Digital Volume Control
DAC residual noise = 2 x 10^(-120/20) = 2 uV
amplified DAC residual noise = 2 x 10^(20/20) = 20 uV
amplifier residual noise = 4.47 x 10^(-107/20) = 20 uV
total residual noise = sqrt(20^2 + 20^2) = 28.3 uV
amplifier output at -40 dB = 2 x 10^(-40/20) x 10^(20/20) = 200000 uV
system SNR at -40 dB = 20 x log (200000 / 28.3) = 77.0 dB
0.5 uV Analog Volume Control
attenuated DAC noise at -40 dB = 2 x 10^(-40/20) = 0.02 uV
combined DAC/volume control noise at -40 dB = sqrt(0.02^2 + 0.5^2) = 0.50 uV
amplified DAC/volume control noise = 0.50 x 10^(20/20) = 5.00 uV
total residual noise at -40 dB= sqrt(5^2 + 20^2) = 20.6 uV
system SNR at -40 dB = 20 x log (200000 / 20.6) = 79.7 dB
4.5 uV Analog Volume Control
combined DAC and volume control noise at -40 dB = sqrt(0.02^2 + 4.5^2) = 4.5 uV
amplified DAC/volume control noise = 4.5 x 10^(20/20) = 45 uV
total residual noise at -40 dB = sqrt(20^2 + 45^2) = 49.2 uV
system SNR at -40 dB = 20 x log(200000 / 49.2) = 72.2 dB
In the digital case system noise floor is constant and does not change with volume level. Residual noise from the amplifier itself and amplified residual noise from the DAC have equal contributions to total residual noise. You can see that this example exactly matches the -40 dB SNR in my previous plot for digital volume control.
In the 0.5 uV analog volume control case attenuating -40 dB greatly reduces the noise contribution from the DAC as expected. Amplifier performance dominates total residual noise and as the digital volume control case was so low noise to start with the difference to the digital volume control is only 3 dB.
In the 4.5 uV analog volume control case the additional noise from the volume control now dominates over the amplifier noise. As a result the performance is worse than the digital volume control. You can see that this example exactly matches the -40 dB SNR in my previous plot for analog volume control.
The issue I don't quite understand with the graph is how the "analog" volume control is tracked at a parallel slope to digital. You'd think that any introduced noise of including an analog attenuation circuit vs Digital would be at a fixed/constant level.. Assuming the noise introduced by the resistor ladder is above that of the actual DAC, you'd theoretically expect a perfectly straight line for analog, showing that the analog attenuation noise is the "bottleneck" per se.
This is not true, in all cases you have some constant analog noise floor and as you reduce level you reduce the output side of the SNR calculation so the SNR will go down, even in the analog case.
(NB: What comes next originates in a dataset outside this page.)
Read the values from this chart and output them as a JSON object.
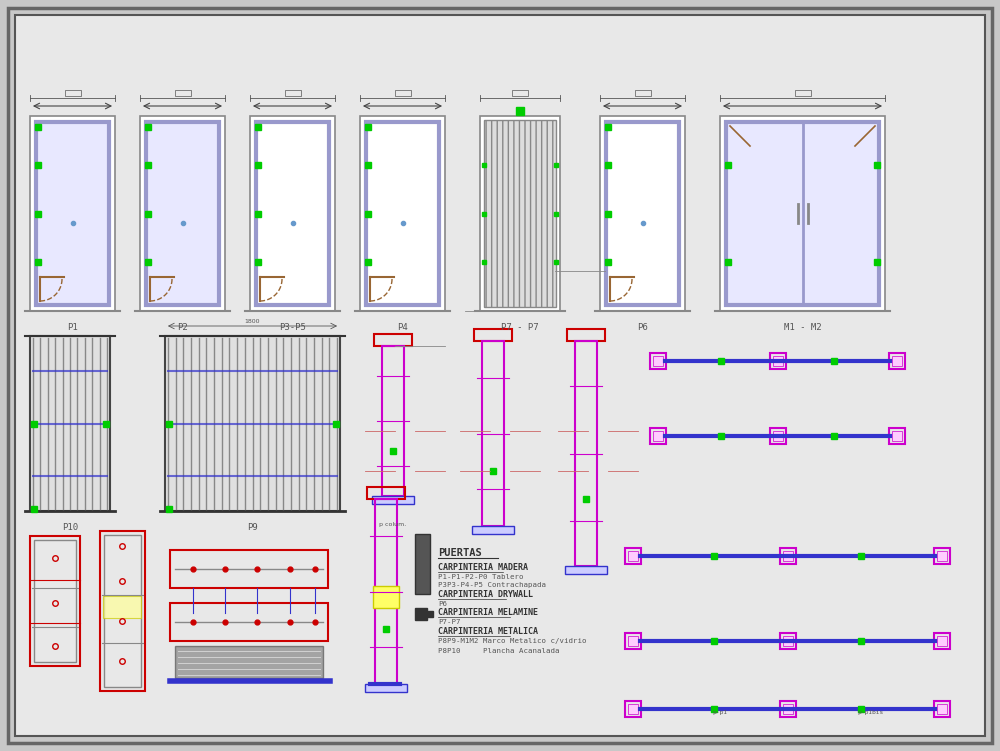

I would have thought the graph would look something like this. the digital DAC outperforms the analog DAC (at close to max output, since the analog resistor stage might introduce low-level noise over a direct digital DAC) and then once the SNR of the digital volume DAC degrades, the analog volume DAC quickly outtakes it, being limited by the bottleneck of its analog resistor stage.
You get something closer to what you describe with lower performance DACs. Here is a plot for a 100 dB SNR at 2 V DAC with that 4.5 uV analog volume control compared against digital volume control. Clearly analog wins at all volumes other than at very low attenuations.
Or to view it another way here is residual noise for the same case.
In conclusion I think these examples show that analog volume control is more important if you are starting with a low SNR DAC as it greatly increases performance at attenuated levels BUT if you are starting with a very high SNR DAC then it really does not matter as the noise level from the DAC is so low to begin with.